Разве возможно, чтобы считать, что необходимо наверстывать то, что происходило до того, как мы родились? Разве это возможно, чтобы каждый отдельный человек помнил, что он возник из всех ранее живших, то есть знал бы это и обязался не поддаваться никаким возражениям других, которые знали нечто другое?
Да, это возможно.
Разве возможно, что все эти люди совершенно точно знают прошлое, которого никогда не было? Разве это возможно, что все действительное для них ничто; что их жизнь идет, не связанная ни с чем, как часы в пустой комнате?
Да, это возможно.
Разве возможно ничего не знать о девушках, тогда как они все-таки живут?

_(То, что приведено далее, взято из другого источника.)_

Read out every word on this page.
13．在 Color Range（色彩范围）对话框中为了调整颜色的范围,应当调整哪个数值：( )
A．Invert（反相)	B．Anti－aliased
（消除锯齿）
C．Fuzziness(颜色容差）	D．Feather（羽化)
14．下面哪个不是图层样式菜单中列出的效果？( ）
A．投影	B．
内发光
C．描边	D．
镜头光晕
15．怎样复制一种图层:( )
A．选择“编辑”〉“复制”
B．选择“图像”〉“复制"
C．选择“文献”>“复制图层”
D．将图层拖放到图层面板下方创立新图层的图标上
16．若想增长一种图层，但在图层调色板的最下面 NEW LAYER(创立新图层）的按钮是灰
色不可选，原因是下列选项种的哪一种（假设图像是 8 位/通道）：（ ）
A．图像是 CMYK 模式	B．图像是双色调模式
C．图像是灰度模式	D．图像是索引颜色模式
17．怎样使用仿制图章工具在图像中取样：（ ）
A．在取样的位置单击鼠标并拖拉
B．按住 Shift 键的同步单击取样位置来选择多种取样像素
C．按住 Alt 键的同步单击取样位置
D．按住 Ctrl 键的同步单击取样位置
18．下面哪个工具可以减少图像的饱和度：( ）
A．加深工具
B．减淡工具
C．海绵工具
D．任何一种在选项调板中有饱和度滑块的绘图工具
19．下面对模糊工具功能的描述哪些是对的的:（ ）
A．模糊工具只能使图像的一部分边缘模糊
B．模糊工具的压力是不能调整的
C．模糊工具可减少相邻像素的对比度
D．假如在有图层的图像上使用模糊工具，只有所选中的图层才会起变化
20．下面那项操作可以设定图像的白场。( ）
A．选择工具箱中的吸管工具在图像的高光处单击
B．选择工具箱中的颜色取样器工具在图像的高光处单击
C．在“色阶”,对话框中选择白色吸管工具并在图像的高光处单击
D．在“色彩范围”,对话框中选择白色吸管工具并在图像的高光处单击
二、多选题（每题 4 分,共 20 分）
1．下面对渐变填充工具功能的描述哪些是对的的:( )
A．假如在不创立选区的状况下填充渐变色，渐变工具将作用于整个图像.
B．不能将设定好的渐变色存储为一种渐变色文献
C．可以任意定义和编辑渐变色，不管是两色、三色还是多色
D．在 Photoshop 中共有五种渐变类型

Разве это возможно – говорить «женщины», «дети», «мальчики» и не подозревать (при всей образованности не подозревать), что эти слова давно не имеют никакого множественного числа и у них только неисчислимое единственное число?
Да, это возможно.
Разве возможно, что есть люди, которые говорят «Бог» и считают, что это нечто общее для всех? – А посмотри лишь на двух школьников: один покупает себе перочинный нож, а его сосед по парте – точно такой же, в тот же самый день. И через неделю они сравнивают ножи, и оказывается, что между ножами лишь отдаленное сходство – такими разными они стали в разных руках. (Да, говорит мать одного из них: если бы вы тоже всегда все одинаково затупляли.) Ах, так: разве возможно поверить, что у всех один Бог, не пользуясь им?
Да, это возможно.
Но если все это возможно, даже если есть только кажущаяся возможность, – тогда должно же, ради всего святого, что-то произойти. Первый, тот, кого эта беспокойная мысль донимает, должен начать что-то из упущенного делать; даже если он какой-нибудь не самый подходящий: другого-то ведь нет. Этот молодой, без претензий, иностранец, Бригге, должен усесться на пятом этаже и писать день и ночь, да, он должен будет писать, и – все.
* * *
Мне тогда было лет двенадцать или, самое большее, тринадцать. Мой отец взял меня с собой в Урнеклостер[17]. Я не знаю, что его побудило проведать своего тестя. Они не виделись много лет – со дня смерти моей матери, и отец еще никогда не бывал в старом замке, куда граф Брахе удалился от дел уже в преклонных летах. Достопримечательный дом я уже больше никогда не видел: когда умер мой дедушка, дом перешел в чужие руки. Как ни старательно я восстанавливаю его в своих детских воспоминаниях, он не представляется одним зданием; во мне он совершенно разделен; тут помещение, там помещение и здесь кусок коридора, и он оба эти помещения никак не соединяет, а сохраняется сам по себе, как фрагмент. Подобным же образом во мне разбросано все – комнаты, лестницы, спускающиеся с такой возвышенной медлительностью, и другие – узкие, винтовые деревянные лесенки, в чьей темноте идешь, как кровь по жилам; башенная комната, высоко подвешенные балконы, неожиданные террасы второго этажа, куда протискиваешься через маленькую дверь, – все это еще во мне и никогда не перестанет пребывать во мне. Как если бы представление об этом доме низвергнулось в меня с бесконечной высоты и где-то на моем дне распалось на куски.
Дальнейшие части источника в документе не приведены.